Singapore were doing far more random testing. They did not only test people who had come from overseas or had been in contact with someone who has been tested positive. I agree with those who think that our number of positives would be far higher if we would do more testing. Hopefully soon we will be able to broaden the testing criteria. Once reliable and affordable antibody test being available, it will tell us more of who has been infected and who has developed antibodies. That should be a greatly beneficial information.
Singapore was keeping schools open but every child that arrived at a Singapore school, both child and whoever arrived with the child, had temperature checks and the same on leaving the school. We now know that children can get Corvid-19 and that they can die from the virus regardless of age. I could never understand the argument that children should be kept away from grandparents, as they might infect the elderly but at the same time we are told it is okay to keep children at school or in childcare. Can someone explain that contradiction?
I applaud most of the rescue packages (which by the way are not anywhere the high percentage of GDP, as many other counties have provided), the biggest issue I have are the big gaps in those support packages. The early child care package is extremely generous. Apart from exposing the staff (but then we have never valued them anyway), why are there no financial restrictions on who can receive the free child care. Even the wealthiest parent will benefit from free childcare. But casuals and temporary visa holders cannot be cared for. Seems to me that the government just can’t let fully go of punishing those that can’t make the big bucks. Despite the economy relying on all those workers. Rent relive is urgently needed. Not all landlords are rich. Was that not the argument be the government why we had to keep negative gearing?
On that “immunity of kids” :-
Insiders* yesterday (looking like Toad Hall overrun 100% by 4 ex-Murdoch weasels – with Bender Benson gloating <- Rosebutt picking up Spivsy and taking the ABC to the tabloid dogs) – rerunning footage, without reflection, of Scotty From Marketing’s claim that medical advice deems that kids aren’t at risk from the virus : while the NEWS 24 bottom-of-screen ribbon told us that “Five-year-old child among 708 new deaths confirmed in the United Kingdom”?
I agree with everything you have said. Probably the reason wider testing is not being done is because they have found themselves critically short of test kits . One of the deputy chief medical officers seemed to confirm that recently. It is sad but, because I can’t believe a word that comes out of Morrison’s mouth, I am doubting whether the Chief Medical Officer and his deputies are telling us the whole truth or simply only the politically sanitised version at Scotty demands. The CMO after all is promised a very high paying position in the future as Commissioner for Health but perhaps only if he behaves now.
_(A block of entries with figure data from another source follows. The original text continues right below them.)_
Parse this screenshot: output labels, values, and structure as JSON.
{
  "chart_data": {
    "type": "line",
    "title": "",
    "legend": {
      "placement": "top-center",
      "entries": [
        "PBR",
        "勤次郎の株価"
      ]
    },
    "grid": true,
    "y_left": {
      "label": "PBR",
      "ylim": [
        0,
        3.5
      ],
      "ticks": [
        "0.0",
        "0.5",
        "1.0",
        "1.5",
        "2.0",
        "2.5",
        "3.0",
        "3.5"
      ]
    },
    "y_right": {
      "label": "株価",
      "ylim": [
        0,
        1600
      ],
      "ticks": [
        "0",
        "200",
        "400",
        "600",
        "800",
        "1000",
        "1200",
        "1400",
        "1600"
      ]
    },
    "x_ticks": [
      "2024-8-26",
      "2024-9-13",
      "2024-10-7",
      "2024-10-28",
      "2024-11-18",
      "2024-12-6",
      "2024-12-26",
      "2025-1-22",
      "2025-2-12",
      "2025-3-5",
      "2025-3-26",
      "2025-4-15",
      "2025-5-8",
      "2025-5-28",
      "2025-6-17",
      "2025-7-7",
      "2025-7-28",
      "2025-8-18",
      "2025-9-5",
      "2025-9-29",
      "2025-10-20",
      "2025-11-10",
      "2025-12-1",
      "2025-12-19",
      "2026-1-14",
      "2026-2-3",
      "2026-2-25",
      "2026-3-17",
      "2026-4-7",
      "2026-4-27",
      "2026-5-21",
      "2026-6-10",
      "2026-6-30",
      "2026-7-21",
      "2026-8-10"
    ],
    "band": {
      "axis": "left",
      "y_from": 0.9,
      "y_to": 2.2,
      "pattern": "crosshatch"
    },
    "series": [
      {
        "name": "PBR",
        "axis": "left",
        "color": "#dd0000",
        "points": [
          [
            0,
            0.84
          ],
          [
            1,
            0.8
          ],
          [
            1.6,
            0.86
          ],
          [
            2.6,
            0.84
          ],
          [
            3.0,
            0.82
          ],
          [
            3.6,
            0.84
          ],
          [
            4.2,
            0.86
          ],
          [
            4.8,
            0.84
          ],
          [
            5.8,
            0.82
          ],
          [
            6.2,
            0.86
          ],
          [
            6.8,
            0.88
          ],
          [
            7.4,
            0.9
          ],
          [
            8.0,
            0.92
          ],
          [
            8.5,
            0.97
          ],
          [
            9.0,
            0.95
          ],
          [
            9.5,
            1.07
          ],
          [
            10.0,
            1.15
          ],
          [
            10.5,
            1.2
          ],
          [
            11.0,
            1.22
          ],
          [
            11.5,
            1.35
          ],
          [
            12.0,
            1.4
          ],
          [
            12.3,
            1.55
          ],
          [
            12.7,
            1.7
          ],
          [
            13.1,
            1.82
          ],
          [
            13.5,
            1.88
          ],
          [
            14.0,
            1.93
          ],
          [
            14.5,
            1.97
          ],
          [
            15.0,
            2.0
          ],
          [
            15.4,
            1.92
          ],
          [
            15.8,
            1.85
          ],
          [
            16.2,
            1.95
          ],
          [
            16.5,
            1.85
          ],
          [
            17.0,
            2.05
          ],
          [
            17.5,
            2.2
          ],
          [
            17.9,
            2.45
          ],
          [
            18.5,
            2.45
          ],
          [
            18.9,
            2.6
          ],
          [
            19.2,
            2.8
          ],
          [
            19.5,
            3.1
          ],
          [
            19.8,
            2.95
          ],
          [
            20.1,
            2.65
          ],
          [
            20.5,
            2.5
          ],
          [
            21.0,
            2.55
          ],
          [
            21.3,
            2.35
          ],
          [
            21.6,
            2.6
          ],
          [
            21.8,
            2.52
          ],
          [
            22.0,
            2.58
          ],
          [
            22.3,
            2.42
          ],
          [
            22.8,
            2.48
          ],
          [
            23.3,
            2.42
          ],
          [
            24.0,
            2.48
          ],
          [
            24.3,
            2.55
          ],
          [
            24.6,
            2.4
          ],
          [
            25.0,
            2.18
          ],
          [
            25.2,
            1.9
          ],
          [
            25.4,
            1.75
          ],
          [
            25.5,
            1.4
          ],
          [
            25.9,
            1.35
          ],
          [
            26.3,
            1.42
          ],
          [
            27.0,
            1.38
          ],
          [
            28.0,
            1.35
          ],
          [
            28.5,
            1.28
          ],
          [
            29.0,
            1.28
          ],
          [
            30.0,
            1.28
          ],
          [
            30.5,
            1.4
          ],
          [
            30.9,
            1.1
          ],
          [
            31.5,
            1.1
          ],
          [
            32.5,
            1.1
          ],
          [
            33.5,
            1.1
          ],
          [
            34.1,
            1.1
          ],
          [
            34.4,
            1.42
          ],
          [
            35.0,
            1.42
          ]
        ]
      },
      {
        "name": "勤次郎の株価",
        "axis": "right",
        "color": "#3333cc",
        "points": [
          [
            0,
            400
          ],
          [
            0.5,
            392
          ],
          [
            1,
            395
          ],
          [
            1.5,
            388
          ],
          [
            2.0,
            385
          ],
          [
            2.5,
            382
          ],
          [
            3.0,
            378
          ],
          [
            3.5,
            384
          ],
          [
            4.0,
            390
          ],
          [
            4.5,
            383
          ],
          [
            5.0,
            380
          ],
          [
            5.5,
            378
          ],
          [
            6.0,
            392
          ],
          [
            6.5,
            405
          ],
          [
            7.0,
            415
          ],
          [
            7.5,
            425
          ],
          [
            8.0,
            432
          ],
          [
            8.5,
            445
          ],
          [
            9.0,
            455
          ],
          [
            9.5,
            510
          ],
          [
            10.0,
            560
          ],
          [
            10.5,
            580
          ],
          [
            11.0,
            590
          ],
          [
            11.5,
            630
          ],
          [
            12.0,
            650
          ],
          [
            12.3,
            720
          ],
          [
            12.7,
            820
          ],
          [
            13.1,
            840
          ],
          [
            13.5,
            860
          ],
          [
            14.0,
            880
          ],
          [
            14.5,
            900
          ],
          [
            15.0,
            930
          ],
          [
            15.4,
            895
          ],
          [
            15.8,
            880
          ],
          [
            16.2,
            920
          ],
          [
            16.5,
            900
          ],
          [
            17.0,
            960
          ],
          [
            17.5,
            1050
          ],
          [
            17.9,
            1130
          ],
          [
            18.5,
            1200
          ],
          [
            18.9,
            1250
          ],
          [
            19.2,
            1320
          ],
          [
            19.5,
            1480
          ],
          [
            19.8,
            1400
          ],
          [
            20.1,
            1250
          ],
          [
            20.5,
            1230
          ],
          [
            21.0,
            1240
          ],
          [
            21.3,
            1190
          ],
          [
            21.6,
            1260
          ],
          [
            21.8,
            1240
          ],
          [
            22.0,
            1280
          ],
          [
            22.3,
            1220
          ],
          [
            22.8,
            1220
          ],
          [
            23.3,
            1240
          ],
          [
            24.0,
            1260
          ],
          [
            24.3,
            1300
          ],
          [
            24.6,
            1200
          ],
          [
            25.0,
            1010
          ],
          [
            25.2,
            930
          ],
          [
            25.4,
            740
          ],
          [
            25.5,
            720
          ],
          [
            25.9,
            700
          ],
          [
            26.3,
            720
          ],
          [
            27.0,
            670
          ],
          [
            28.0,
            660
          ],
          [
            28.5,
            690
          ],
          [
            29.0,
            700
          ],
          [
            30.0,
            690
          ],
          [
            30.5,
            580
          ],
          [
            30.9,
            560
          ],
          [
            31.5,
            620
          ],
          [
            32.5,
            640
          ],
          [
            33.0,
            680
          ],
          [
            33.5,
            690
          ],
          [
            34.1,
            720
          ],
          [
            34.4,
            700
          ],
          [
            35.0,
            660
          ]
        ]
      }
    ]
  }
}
“….found themselves critically short of test kits .”
Yep that’s the reason. Shortage is also the reason why we aren’t wearing face masks despite claims they aren’t effective or people won’t use them properly. The fact is we don’t have enough to offer protection to the population.
We are totally unprepared for this inevitable pandemic.
Teachers do not indulge in fear campaigns.
Children are not immune to C-19.
I’ve been wondering where the community tests are.
Surely to get on top of the pandemic you need to test as many people as possible, as widely as possible.